A second option to provide the required magnetic field is to exploit the same RF field that is generated by the coil and used to produce the eddy currents. The magnetic field is assumed to be sinusoidal at frequency f. As a consequence, the interaction between the eddy currents and the magnetic field itself causes Lorentz forces at frequency 2f that can set the conductive structure into resonance if 2f coincides with the frequency of a proper vibration mode. This frequency doubling action is a distinctive consequence of the nonlinearity in the force generation mechanism.
As a further alternative to classical solutions with quartz crystal sensors, a configuration and method has been developed for contactless readout of the resonance response of a TSM resonator array. The configuration uses a crystal with a large common electrode on the front face, and a number of small equal electrodes on the back face, as shown in. This leads to localized sensing regions via the confined energy trapping under the small back electrodes. Each back electrode is capacitively coupled to a tip electrode separated by a stand-off distance. The tip consists of a small disc and a guard ring, which confine the electric field to the electrode area and make the measurement unaffected by the stray parallel capacitances.

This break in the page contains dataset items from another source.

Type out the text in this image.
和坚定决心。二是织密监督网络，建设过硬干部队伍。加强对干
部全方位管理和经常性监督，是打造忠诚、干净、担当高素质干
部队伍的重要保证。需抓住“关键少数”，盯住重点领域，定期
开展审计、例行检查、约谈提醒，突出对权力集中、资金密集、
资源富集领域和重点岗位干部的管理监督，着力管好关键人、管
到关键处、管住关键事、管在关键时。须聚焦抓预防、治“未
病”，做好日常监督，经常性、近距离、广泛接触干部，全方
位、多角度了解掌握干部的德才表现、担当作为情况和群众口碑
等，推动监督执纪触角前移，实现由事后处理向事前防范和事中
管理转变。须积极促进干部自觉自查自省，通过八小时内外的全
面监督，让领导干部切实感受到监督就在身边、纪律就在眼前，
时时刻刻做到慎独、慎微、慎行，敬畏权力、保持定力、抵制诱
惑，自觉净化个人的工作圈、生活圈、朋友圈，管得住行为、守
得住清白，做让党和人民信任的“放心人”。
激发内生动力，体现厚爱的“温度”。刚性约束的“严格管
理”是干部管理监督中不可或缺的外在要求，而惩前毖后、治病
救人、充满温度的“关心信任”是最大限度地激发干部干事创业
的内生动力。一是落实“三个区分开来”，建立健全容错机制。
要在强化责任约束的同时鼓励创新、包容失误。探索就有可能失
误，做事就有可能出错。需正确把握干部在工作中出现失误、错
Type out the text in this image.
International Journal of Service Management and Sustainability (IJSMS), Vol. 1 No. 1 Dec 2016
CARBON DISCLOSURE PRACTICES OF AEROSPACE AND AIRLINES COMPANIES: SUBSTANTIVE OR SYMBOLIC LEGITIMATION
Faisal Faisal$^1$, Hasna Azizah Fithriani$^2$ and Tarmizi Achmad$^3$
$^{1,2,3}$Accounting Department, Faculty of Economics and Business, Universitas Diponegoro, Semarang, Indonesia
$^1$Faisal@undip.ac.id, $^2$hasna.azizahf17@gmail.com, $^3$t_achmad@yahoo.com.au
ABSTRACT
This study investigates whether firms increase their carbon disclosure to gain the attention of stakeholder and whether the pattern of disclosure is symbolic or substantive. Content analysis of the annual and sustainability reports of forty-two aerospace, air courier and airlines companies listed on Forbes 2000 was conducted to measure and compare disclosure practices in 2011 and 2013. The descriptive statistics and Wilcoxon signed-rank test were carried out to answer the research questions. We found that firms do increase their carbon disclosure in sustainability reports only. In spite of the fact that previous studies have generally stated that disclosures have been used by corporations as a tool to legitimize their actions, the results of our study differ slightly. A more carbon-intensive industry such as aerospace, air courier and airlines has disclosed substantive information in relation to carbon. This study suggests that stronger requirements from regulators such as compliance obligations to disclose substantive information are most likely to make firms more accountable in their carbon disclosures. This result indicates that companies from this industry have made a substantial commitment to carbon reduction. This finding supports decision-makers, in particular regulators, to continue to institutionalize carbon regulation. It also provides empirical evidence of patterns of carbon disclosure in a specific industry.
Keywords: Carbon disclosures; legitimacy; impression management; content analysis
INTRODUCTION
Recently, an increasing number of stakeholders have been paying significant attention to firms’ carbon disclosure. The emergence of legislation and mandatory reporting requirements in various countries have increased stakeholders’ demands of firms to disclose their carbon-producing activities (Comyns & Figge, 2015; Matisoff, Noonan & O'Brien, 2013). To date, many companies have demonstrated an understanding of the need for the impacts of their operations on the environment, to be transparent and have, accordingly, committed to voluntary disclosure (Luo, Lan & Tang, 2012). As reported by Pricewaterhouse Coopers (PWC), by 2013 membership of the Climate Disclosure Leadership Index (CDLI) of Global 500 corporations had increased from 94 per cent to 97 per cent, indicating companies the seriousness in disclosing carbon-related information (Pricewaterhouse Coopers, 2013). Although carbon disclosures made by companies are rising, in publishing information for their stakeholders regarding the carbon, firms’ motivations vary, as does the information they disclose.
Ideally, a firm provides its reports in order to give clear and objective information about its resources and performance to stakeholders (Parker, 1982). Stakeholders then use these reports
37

A localized mass load added on the front electrode can be consistently detected and measured by scanning the correspondent back electrode, irrespective of the tip-to crystal stand-off distance.
The proposed method may be attractive for the perspective development of monolithic TSM sensor arrays with contactless scanning, because it avoids the problems of routing connections to multiple electrodes, at the same time minimizing the influence of stray contributions external to the crystal.